1943: State War Council
The Legislature passed the State War Powers Act as its first official action in 1943 by special session. It was to increase the emergency war powers of the Governor during World War II and to provide an adequately financed official agency for the coordination of the local, state, and federal civilian war effort in California. The act provided that it should terminate at the expiration of six months after `cessation of hostilities."
The State War Council originally consisted of the Governor; the Lieutenant Governor; the State Director of Civilian Defense; the State Director of Civilian Protection; the State Director of Civilian War Services; the Attorney General; two representatives of city governments and two representatives of county governments, who were appointed by and served at the pleasure of the Governor; as well as two members of the Senate and two members of the Assembly. Council members were not paid. The Governor was to be Ex officio chairman, the State Director of Civilian Defense was Ex officio vice chairman.
The War Powers Act divided the civilian war effort into two operational segments Protective Services and War Services. Protective Services was composed of police, fire, health, rescue, demolition, and repair, and other protective service officials and auxiliary civilian volunteer groups.

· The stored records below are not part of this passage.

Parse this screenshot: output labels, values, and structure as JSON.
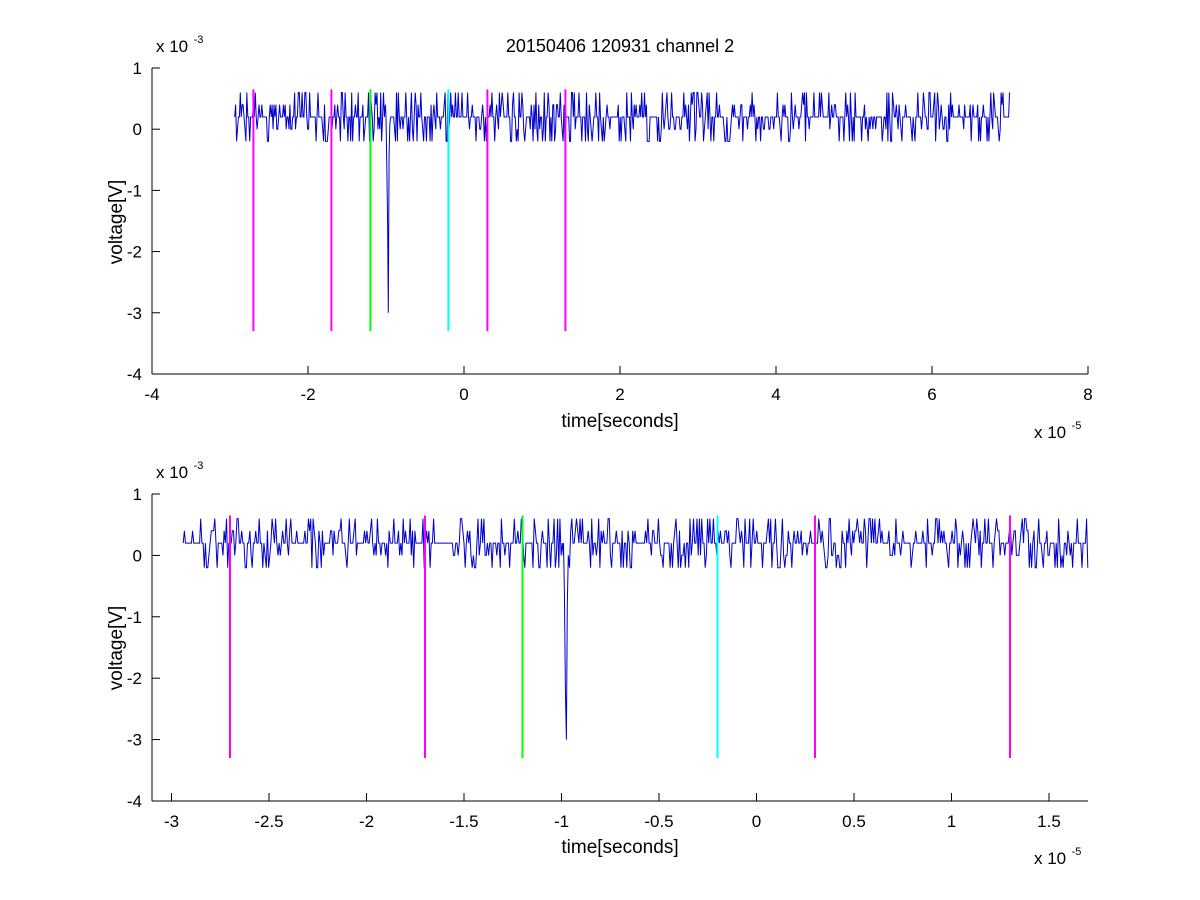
{
  "chart_data": [
    {
      "type": "line",
      "title": "20150406 120931 channel 2",
      "xlabel": "time[seconds]",
      "ylabel": "voltage[V]",
      "x_multiplier": "x 10",
      "x_exponent": "-5",
      "y_multiplier": "x 10",
      "y_exponent": "-3",
      "xlim": [
        -4,
        8
      ],
      "ylim": [
        -4,
        1
      ],
      "x_ticks": [
        -4,
        -2,
        0,
        2,
        4,
        6,
        8
      ],
      "x_tick_labels": [
        "-4",
        "-2",
        "0",
        "2",
        "4",
        "6",
        "8"
      ],
      "y_ticks": [
        1,
        0,
        -1,
        -2,
        -3,
        -4
      ],
      "y_tick_labels": [
        "1",
        "0",
        "-1",
        "-2",
        "-3",
        "-4"
      ],
      "grid": false,
      "signal_x_range": [
        -2.94,
        7.0
      ],
      "signal_baseline": 0.15,
      "signal_noise_levels": [
        -0.2,
        0,
        0.2,
        0.4,
        0.6
      ],
      "spike": {
        "x": -0.97,
        "points": [
          [
            -1.0,
            0.2
          ],
          [
            -0.99,
            -0.6
          ],
          [
            -0.98,
            -1.5
          ],
          [
            -0.97,
            -3.0
          ],
          [
            -0.96,
            -0.4
          ],
          [
            -0.95,
            0.1
          ]
        ]
      },
      "series": [
        {
          "x": [
            -2.7,
            -1.7,
            0.3,
            1.3
          ],
          "y_range": [
            -3.3,
            0.65
          ],
          "color": "#ff00ff"
        },
        {
          "x": [
            -1.2
          ],
          "y_range": [
            -3.3,
            0.65
          ],
          "color": "#00ff00"
        },
        {
          "x": [
            -0.2
          ],
          "y_range": [
            -3.3,
            0.65
          ],
          "color": "#00ffff"
        }
      ],
      "signal_color": "#0000cc"
    },
    {
      "type": "line",
      "xlabel": "time[seconds]",
      "ylabel": "voltage[V]",
      "x_multiplier": "x 10",
      "x_exponent": "-5",
      "y_multiplier": "x 10",
      "y_exponent": "-3",
      "xlim": [
        -3.1,
        1.7
      ],
      "ylim": [
        -4,
        1
      ],
      "x_ticks": [
        -3,
        -2.5,
        -2,
        -1.5,
        -1,
        -0.5,
        0,
        0.5,
        1,
        1.5
      ],
      "x_tick_labels": [
        "-3",
        "-2.5",
        "-2",
        "-1.5",
        "-1",
        "-0.5",
        "0",
        "0.5",
        "1",
        "1.5"
      ],
      "y_ticks": [
        1,
        0,
        -1,
        -2,
        -3,
        -4
      ],
      "y_tick_labels": [
        "1",
        "0",
        "-1",
        "-2",
        "-3",
        "-4"
      ],
      "grid": false,
      "signal_x_range": [
        -2.94,
        1.7
      ],
      "signal_baseline": 0.15,
      "signal_noise_levels": [
        -0.2,
        0,
        0.2,
        0.4,
        0.6
      ],
      "spike": {
        "x": -0.97,
        "points": [
          [
            -0.99,
            0.2
          ],
          [
            -0.985,
            -0.6
          ],
          [
            -0.98,
            -2.2
          ],
          [
            -0.975,
            -3.0
          ],
          [
            -0.97,
            -0.8
          ],
          [
            -0.965,
            0.0
          ]
        ]
      },
      "series": [
        {
          "x": [
            -2.7,
            -1.7,
            0.3,
            1.3
          ],
          "y_range": [
            -3.3,
            0.65
          ],
          "color": "#ff00ff"
        },
        {
          "x": [
            -1.2
          ],
          "y_range": [
            -3.3,
            0.65
          ],
          "color": "#00ff00"
        },
        {
          "x": [
            -0.2
          ],
          "y_range": [
            -3.3,
            0.65
          ],
          "color": "#00ffff"
        }
      ],
      "signal_color": "#0000cc"
    }
  ]
}
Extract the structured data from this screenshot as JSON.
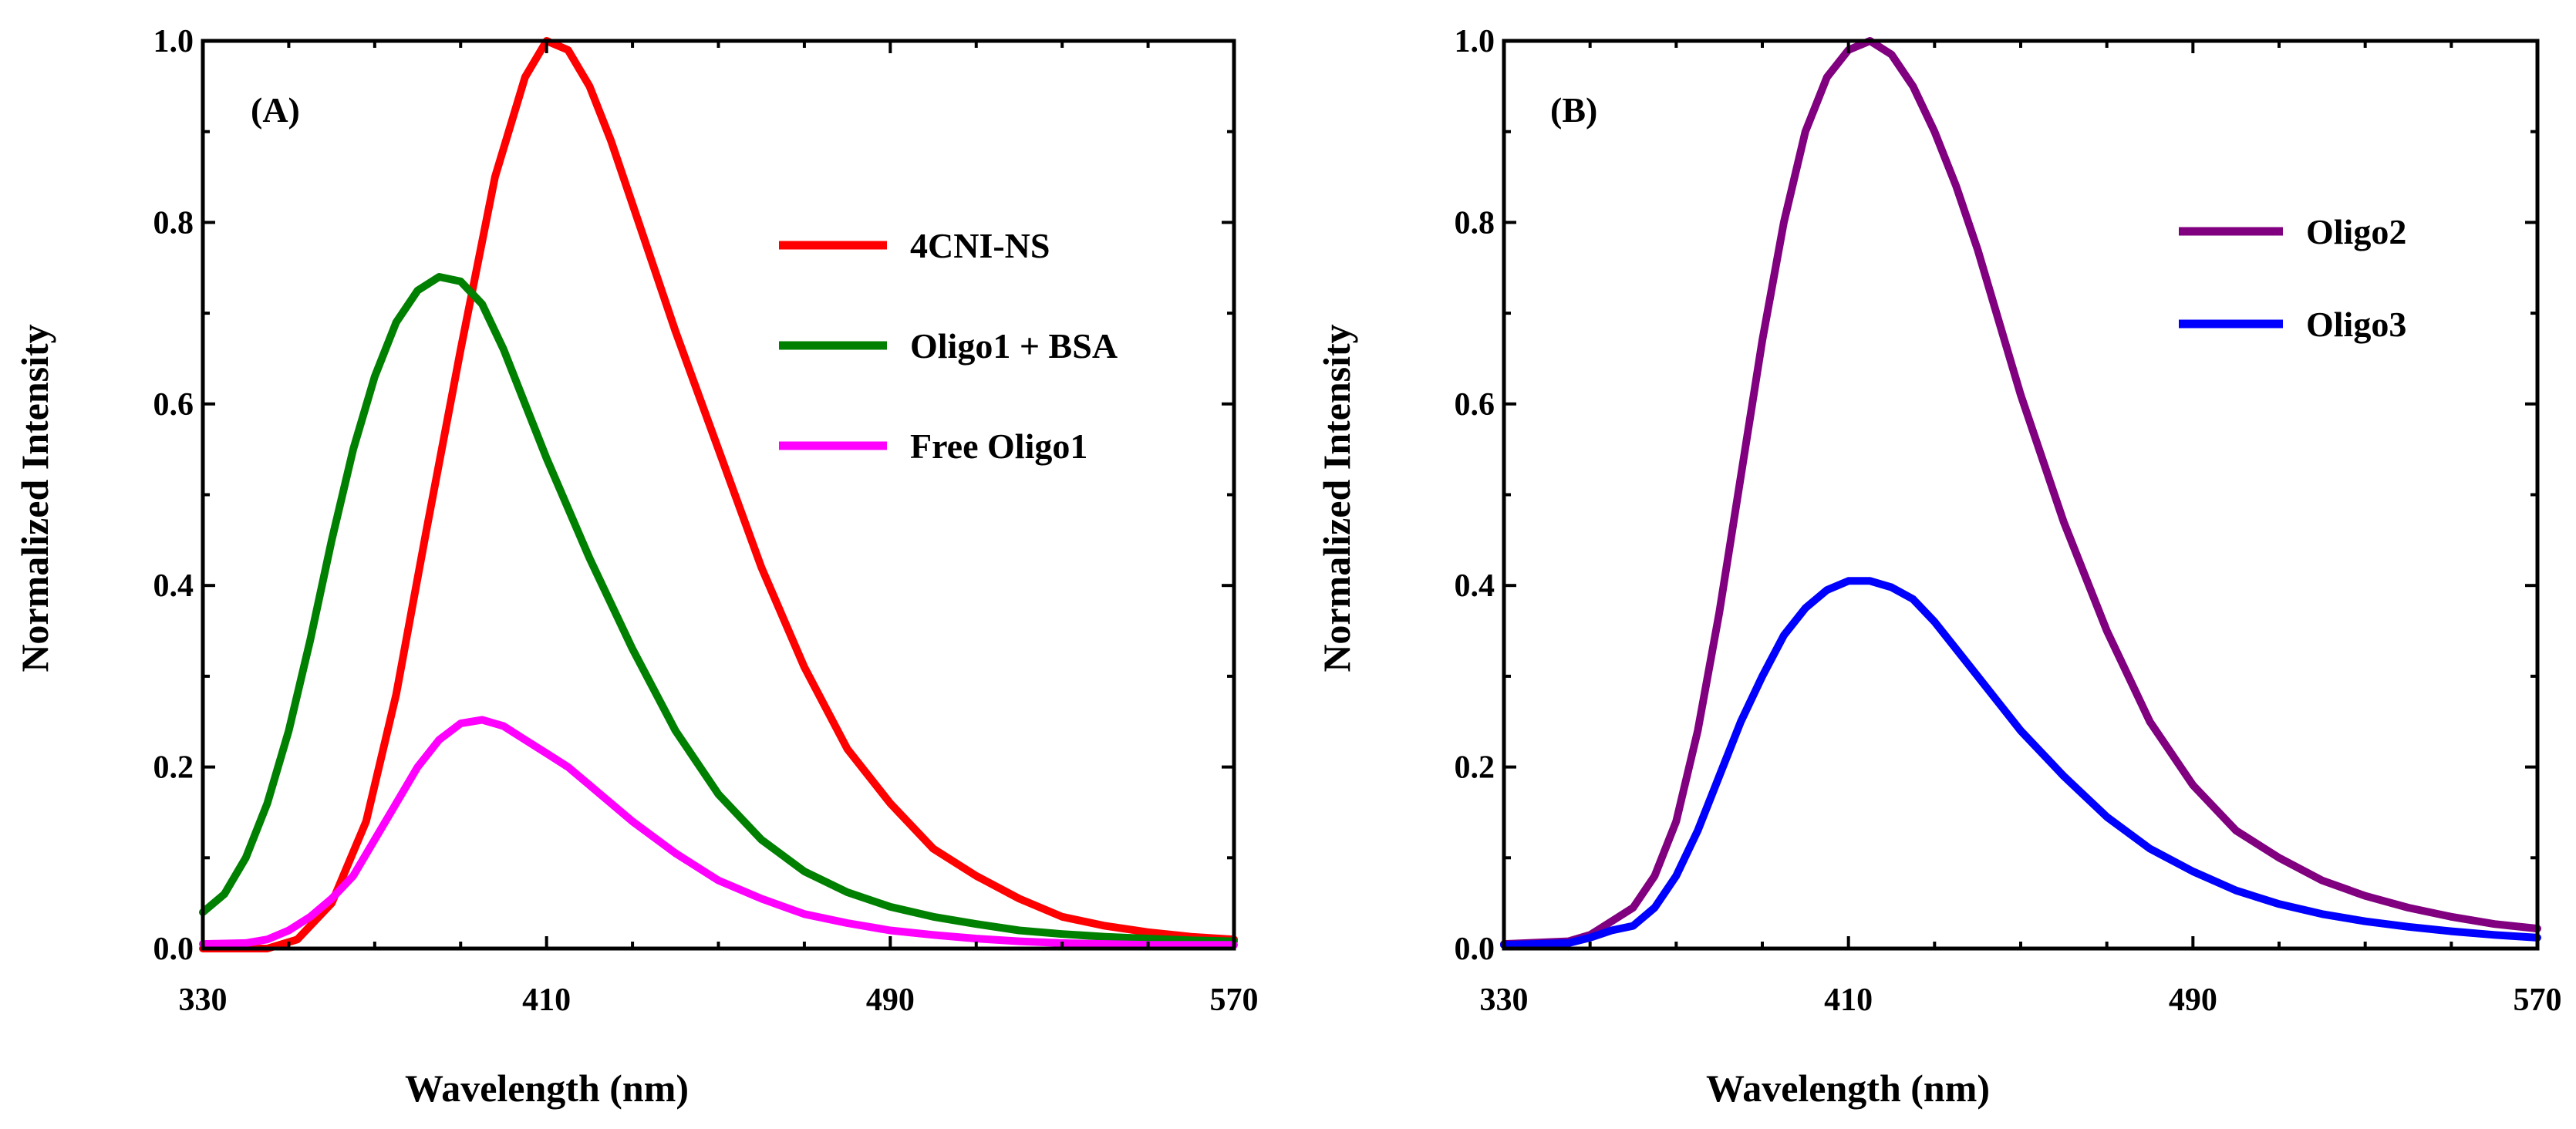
{
  "chart_data": [
    {
      "type": "line",
      "panel_label": "(A)",
      "xlabel": "Wavelength (nm)",
      "ylabel": "Normalized Intensity",
      "xlim": [
        330,
        570
      ],
      "ylim": [
        0,
        1.0
      ],
      "x_ticks": [
        "330",
        "410",
        "490",
        "570"
      ],
      "y_ticks": [
        "0.0",
        "0.2",
        "0.4",
        "0.6",
        "0.8",
        "1.0"
      ],
      "legend_position": "top-right",
      "series": [
        {
          "name": "4CNI-NS",
          "color": "#ff0000",
          "x": [
            330,
            345,
            352,
            360,
            368,
            375,
            382,
            390,
            398,
            405,
            410,
            415,
            420,
            425,
            430,
            440,
            450,
            460,
            470,
            480,
            490,
            500,
            510,
            520,
            530,
            540,
            550,
            560,
            570
          ],
          "y": [
            0.0,
            0.0,
            0.01,
            0.05,
            0.14,
            0.28,
            0.46,
            0.66,
            0.85,
            0.96,
            1.0,
            0.99,
            0.95,
            0.89,
            0.82,
            0.68,
            0.55,
            0.42,
            0.31,
            0.22,
            0.16,
            0.11,
            0.08,
            0.055,
            0.035,
            0.025,
            0.018,
            0.013,
            0.01
          ]
        },
        {
          "name": "Oligo1 + BSA",
          "color": "#008000",
          "x": [
            330,
            335,
            340,
            345,
            350,
            355,
            360,
            365,
            370,
            375,
            380,
            385,
            390,
            395,
            400,
            405,
            410,
            420,
            430,
            440,
            450,
            460,
            470,
            480,
            490,
            500,
            510,
            520,
            530,
            540,
            550,
            560,
            570
          ],
          "y": [
            0.04,
            0.06,
            0.1,
            0.16,
            0.24,
            0.34,
            0.45,
            0.55,
            0.63,
            0.69,
            0.725,
            0.74,
            0.735,
            0.71,
            0.66,
            0.6,
            0.54,
            0.43,
            0.33,
            0.24,
            0.17,
            0.12,
            0.085,
            0.062,
            0.046,
            0.035,
            0.027,
            0.02,
            0.016,
            0.013,
            0.011,
            0.009,
            0.008
          ]
        },
        {
          "name": "Free Oligo1",
          "color": "#ff00ff",
          "x": [
            330,
            340,
            345,
            350,
            355,
            360,
            365,
            370,
            375,
            380,
            385,
            390,
            395,
            400,
            405,
            410,
            415,
            420,
            430,
            440,
            450,
            460,
            470,
            480,
            490,
            500,
            510,
            520,
            530,
            540,
            550,
            560,
            570
          ],
          "y": [
            0.005,
            0.006,
            0.01,
            0.02,
            0.035,
            0.055,
            0.08,
            0.12,
            0.16,
            0.2,
            0.23,
            0.248,
            0.252,
            0.245,
            0.23,
            0.215,
            0.2,
            0.18,
            0.14,
            0.105,
            0.075,
            0.055,
            0.038,
            0.028,
            0.02,
            0.015,
            0.011,
            0.008,
            0.006,
            0.005,
            0.004,
            0.004,
            0.004
          ]
        }
      ]
    },
    {
      "type": "line",
      "panel_label": "(B)",
      "xlabel": "Wavelength (nm)",
      "ylabel": "Normalized Intensity",
      "xlim": [
        330,
        570
      ],
      "ylim": [
        0,
        1.0
      ],
      "x_ticks": [
        "330",
        "410",
        "490",
        "570"
      ],
      "y_ticks": [
        "0.0",
        "0.2",
        "0.4",
        "0.6",
        "0.8",
        "1.0"
      ],
      "legend_position": "top-right",
      "series": [
        {
          "name": "Oligo2",
          "color": "#800080",
          "x": [
            330,
            345,
            350,
            355,
            360,
            365,
            370,
            375,
            380,
            385,
            390,
            395,
            400,
            405,
            410,
            415,
            420,
            425,
            430,
            435,
            440,
            445,
            450,
            460,
            470,
            480,
            490,
            500,
            510,
            520,
            530,
            540,
            550,
            560,
            570
          ],
          "y": [
            0.005,
            0.008,
            0.015,
            0.03,
            0.045,
            0.08,
            0.14,
            0.24,
            0.37,
            0.52,
            0.67,
            0.8,
            0.9,
            0.96,
            0.99,
            1.0,
            0.985,
            0.95,
            0.9,
            0.84,
            0.77,
            0.69,
            0.61,
            0.47,
            0.35,
            0.25,
            0.18,
            0.13,
            0.1,
            0.075,
            0.058,
            0.045,
            0.035,
            0.027,
            0.022
          ]
        },
        {
          "name": "Oligo3",
          "color": "#0000ff",
          "x": [
            330,
            345,
            350,
            355,
            360,
            365,
            370,
            375,
            380,
            385,
            390,
            395,
            400,
            405,
            410,
            415,
            420,
            425,
            430,
            435,
            440,
            445,
            450,
            460,
            470,
            480,
            490,
            500,
            510,
            520,
            530,
            540,
            550,
            560,
            570
          ],
          "y": [
            0.004,
            0.006,
            0.012,
            0.02,
            0.025,
            0.045,
            0.08,
            0.13,
            0.19,
            0.25,
            0.3,
            0.345,
            0.375,
            0.395,
            0.405,
            0.405,
            0.398,
            0.385,
            0.36,
            0.33,
            0.3,
            0.27,
            0.24,
            0.19,
            0.145,
            0.11,
            0.085,
            0.064,
            0.049,
            0.038,
            0.03,
            0.024,
            0.019,
            0.015,
            0.012
          ]
        }
      ]
    }
  ]
}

The War Services branch was designed to assist in maintaining civilian morale and providing opportunities for constructive volunteer service in the total war effort. The volunteer citizen accomplishments from January 1943 to the close of the war included planning and training programs. The acceptance of the program and public enthusiasm for it was apparent when more than a million volunteers registered in the various programs during the wartime period.
Under this act, the Governor was authorized to create advisory committees to assist in specific fields of civilian defense activity. Appointed advisory committees were made up of outstanding leaders in the various protective and service fields."